Glaukos announced that it has submitted a premarket approval (PMA) application to the FDA for the iStent inject Trabecular Micro-Bypass Stent.
The iStent inject is designed to improve aqueous humor outflow into Schlemm’s canal and reduce IOP in mild-to-moderate open-angle glaucoma patients undergoing cataract surgery. It includes two heparin-coated titanium stents preloaded into an auto-injection system that allows the surgeon to inject stents into multiple trabecular meshwork locations through a single corneal entry point.
“This PMA submission marks a significant milestone for Glaukos as we continue to deliver our deep pipeline of novel glaucoma surgical devices and sustained pharmaceuticals,” Thomas Burns, president and chief executive officer, said in a company news release. “The iStent inject represents the first in a series of five new products we are expecting to introduce over the next 5 years, culminating in what we believe will be the industry’s broadest portfolio of technologies designed to address the full range of glaucoma disease states and progression.”

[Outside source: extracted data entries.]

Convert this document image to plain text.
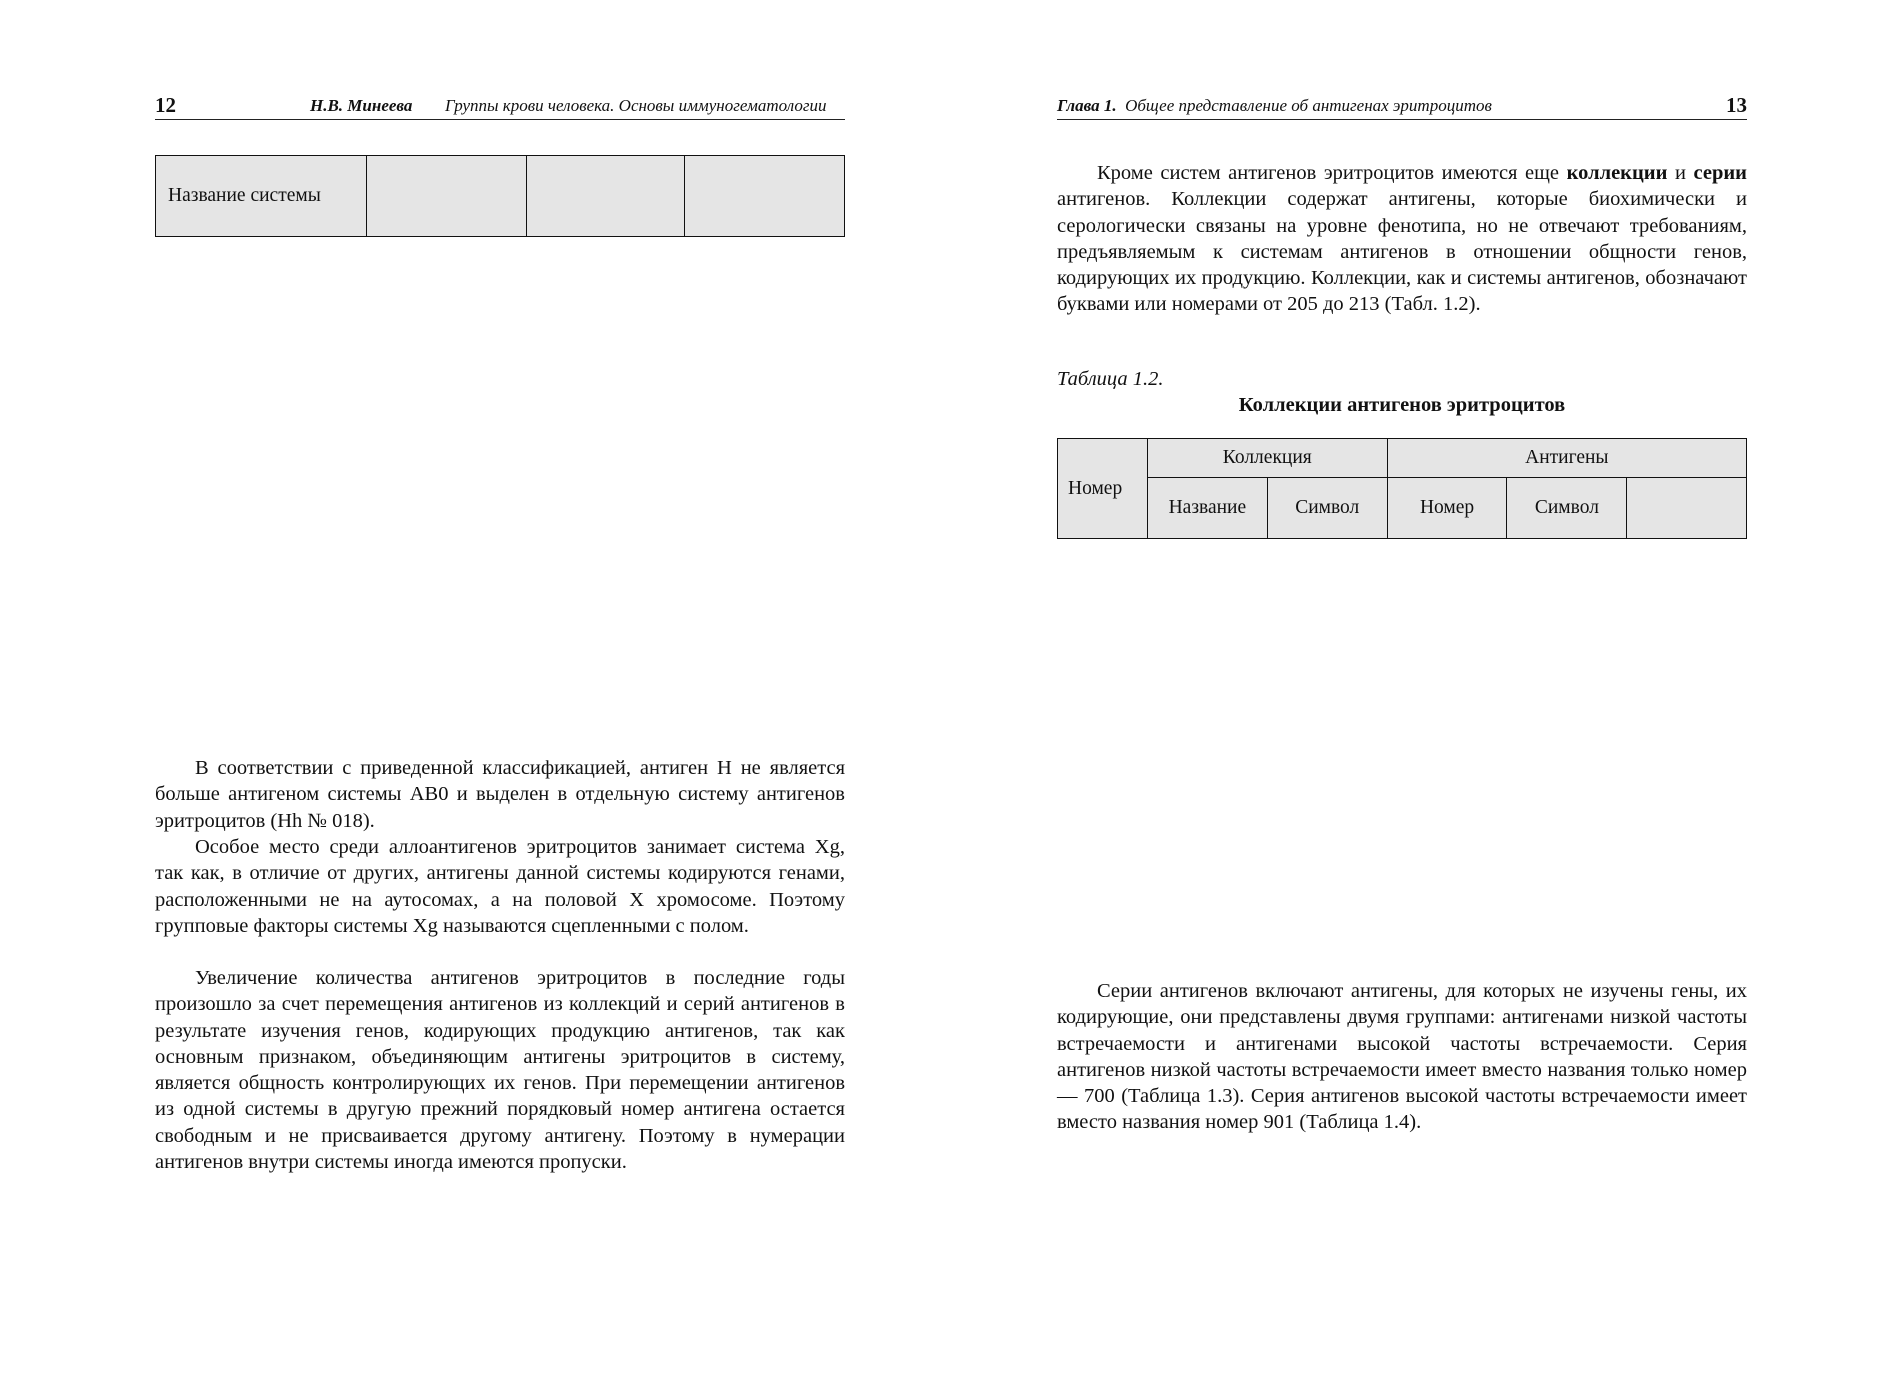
12	Н.В. Минеева Группы крови человека. Основы иммуногематологии
Название системы			

В соответствии с приведенной классификацией, антиген H не является больше антигеном системы AB0 и выделен в отдельную систему антигенов эритроцитов (Hh № 018).

Особое место среди аллоантигенов эритроцитов занимает система Xg, так как, в отличие от других, антигены данной системы кодируются генами, расположенными не на аутосомах, а на половой X хромосоме. Поэтому групповые факторы системы Xg называются сцепленными с полом.

Увеличение количества антигенов эритроцитов в последние годы произошло за счет перемещения антигенов из коллекций и серий антигенов в результате изучения генов, кодирующих продукцию антигенов, так как основным признаком, объединяющим антигены эритроцитов в систему, является общность контролирующих их генов. При перемещении антигенов из одной системы в другую прежний порядковый номер антигена остается свободным и не присваивается другому антигену. Поэтому в нумерации антигенов внутри системы иногда имеются пропуски.

Глава 1. Общее представление об антигенах эритроцитов	13

Кроме систем антигенов эритроцитов имеются еще коллекции и серии антигенов. Коллекции содержат антигены, которые биохимически и серологически связаны на уровне фенотипа, но не отвечают требованиям, предъявляемым к системам антигенов в отношении общности генов, кодирующих их продукцию. Коллекции, как и системы антигенов, обозначают буквами или номерами от 205 до 213 (Табл. 1.2).

Таблица 1.2.
Коллекции антигенов эритроцитов
Номер	Коллекция		Антигены		
	Название	Символ	Номер	Символ	

Серии антигенов включают антигены, для которых не изучены гены, их кодирующие, они представлены двумя группами: антигенами низкой частоты встречаемости и антигенами высокой частоты встречаемости. Серия антигенов низкой частоты встречаемости имеет вместо названия только номер — 700 (Таблица 1.3). Серия антигенов высокой частоты встречаемости имеет вместо названия номер 901 (Таблица 1.4).
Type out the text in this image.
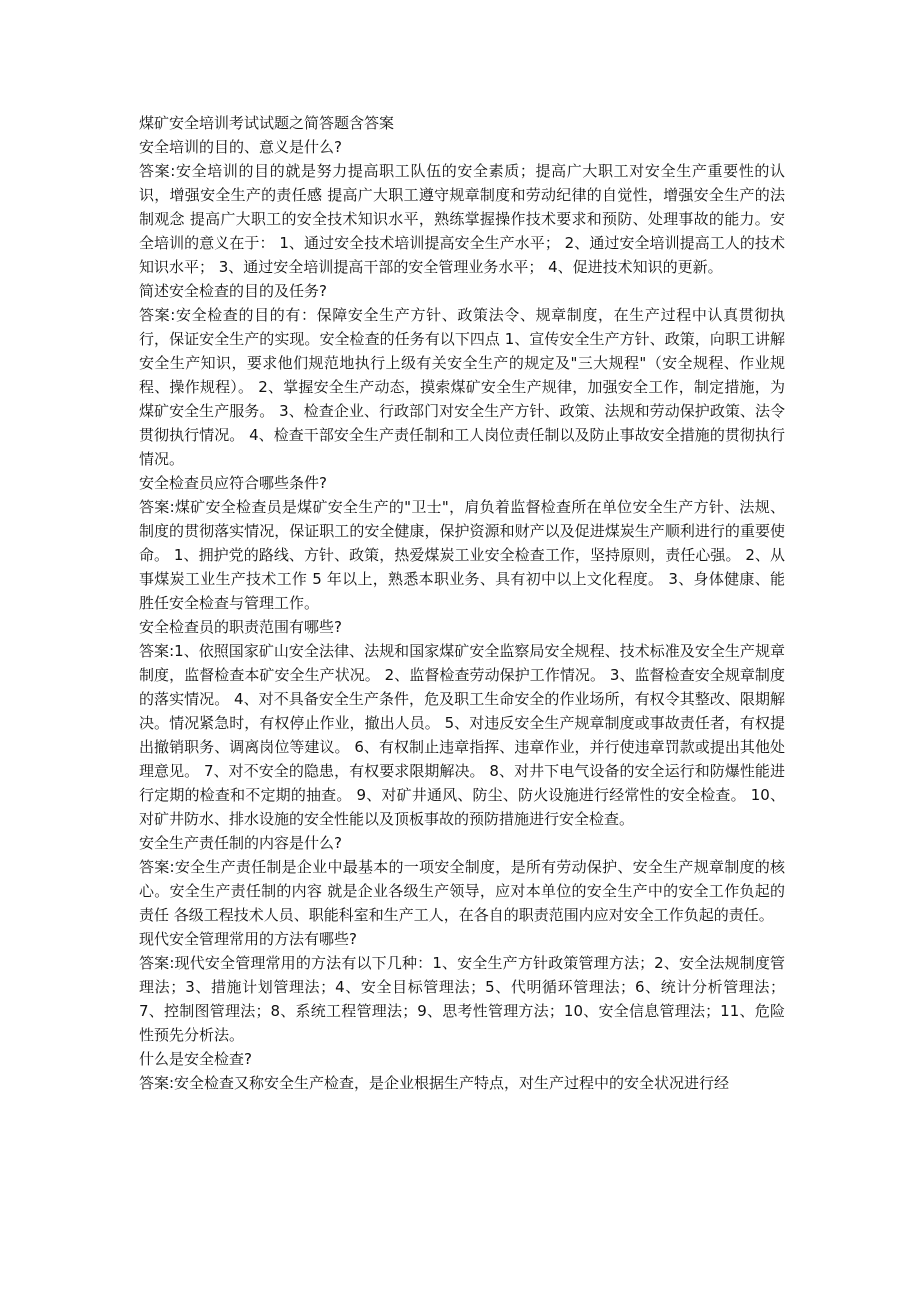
煤矿安全培训考试试题之简答题含答案

安全培训的目的、意义是什么?

答案:安全培训的目的就是努力提高职工队伍的安全素质；提高广大职工对安全生产重要性的认识，增强安全生产的责任感 提高广大职工遵守规章制度和劳动纪律的自觉性，增强安全生产的法制观念 提高广大职工的安全技术知识水平，熟练掌握操作技术要求和预防、处理事故的能力。安全培训的意义在于： 1、通过安全技术培训提高安全生产水平； 2、通过安全培训提高工人的技术知识水平； 3、通过安全培训提高干部的安全管理业务水平； 4、促进技术知识的更新。

简述安全检查的目的及任务?

答案:安全检查的目的有：保障安全生产方针、政策法令、规章制度，在生产过程中认真贯彻执行，保证安全生产的实现。安全检查的任务有以下四点 1、宣传安全生产方针、政策，向职工讲解安全生产知识，要求他们规范地执行上级有关安全生产的规定及"三大规程"（安全规程、作业规程、操作规程）。 2、掌握安全生产动态，摸索煤矿安全生产规律，加强安全工作，制定措施，为煤矿安全生产服务。 3、检查企业、行政部门对安全生产方针、政策、法规和劳动保护政策、法令贯彻执行情况。 4、检查干部安全生产责任制和工人岗位责任制以及防止事故安全措施的贯彻执行情况。

安全检查员应符合哪些条件?

答案:煤矿安全检查员是煤矿安全生产的"卫士"，肩负着监督检查所在单位安全生产方针、法规、制度的贯彻落实情况，保证职工的安全健康，保护资源和财产以及促进煤炭生产顺利进行的重要使命。 1、拥护党的路线、方针、政策，热爱煤炭工业安全检查工作，坚持原则，责任心强。 2、从事煤炭工业生产技术工作 5 年以上，熟悉本职业务、具有初中以上文化程度。 3、身体健康、能胜任安全检查与管理工作。

安全检查员的职责范围有哪些?

答案:1、依照国家矿山安全法律、法规和国家煤矿安全监察局安全规程、技术标准及安全生产规章制度，监督检查本矿安全生产状况。 2、监督检查劳动保护工作情况。 3、监督检查安全规章制度的落实情况。 4、对不具备安全生产条件，危及职工生命安全的作业场所，有权令其整改、限期解决。情况紧急时，有权停止作业，撤出人员。 5、对违反安全生产规章制度或事故责任者，有权提出撤销职务、调离岗位等建议。 6、有权制止违章指挥、违章作业，并行使违章罚款或提出其他处理意见。 7、对不安全的隐患，有权要求限期解决。 8、对井下电气设备的安全运行和防爆性能进行定期的检查和不定期的抽查。 9、对矿井通风、防尘、防火设施进行经常性的安全检查。 10、对矿井防水、排水设施的安全性能以及顶板事故的预防措施进行安全检查。

安全生产责任制的内容是什么?

答案:安全生产责任制是企业中最基本的一项安全制度，是所有劳动保护、安全生产规章制度的核心。安全生产责任制的内容 就是企业各级生产领导，应对本单位的安全生产中的安全工作负起的责任 各级工程技术人员、职能科室和生产工人，在各自的职责范围内应对安全工作负起的责任。

现代安全管理常用的方法有哪些?

答案:现代安全管理常用的方法有以下几种：1、安全生产方针政策管理方法；2、安全法规制度管理法；3、措施计划管理法；4、安全目标管理法；5、代明循环管理法；6、统计分析管理法；7、控制图管理法；8、系统工程管理法；9、思考性管理方法；10、安全信息管理法；11、危险性预先分析法。

什么是安全检查?

答案:安全检查又称安全生产检查，是企业根据生产特点，对生产过程中的安全状况进行经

The iStent inject prospective, randomized, multicenter clinical trial included 41 sites and 505 randomized subjects who received either iStent inject in combination with cataract surgery or cataract surgery alone. The iStent inject met its primary effectiveness endpoint in the trial, which was a 20% or greater reduction in IOP from baseline at 24 months. The company plans to release efficacy and safety data from the trial sometime in the first half of 2018.
The iStent inject relies on the same fluidic method of action as the company’s first-generation iStent Trabecular Micro-Bypass Stent, which was approved by the FDA in 2012 and has been shown to lower IOP in adult cataract patients with mild-to-moderate open-angle glaucoma. Each iStent inject stent is approximately 0.23 mm x 0.36 mm, or about one-third the size of iStent, which the company believes is the smallest medical device ever approved by the FDA.
The iStent inject is currently approved for use in the European Union, Armenia, Australia, Brazil, Canada, Hong Kong, Singapore and South Africa.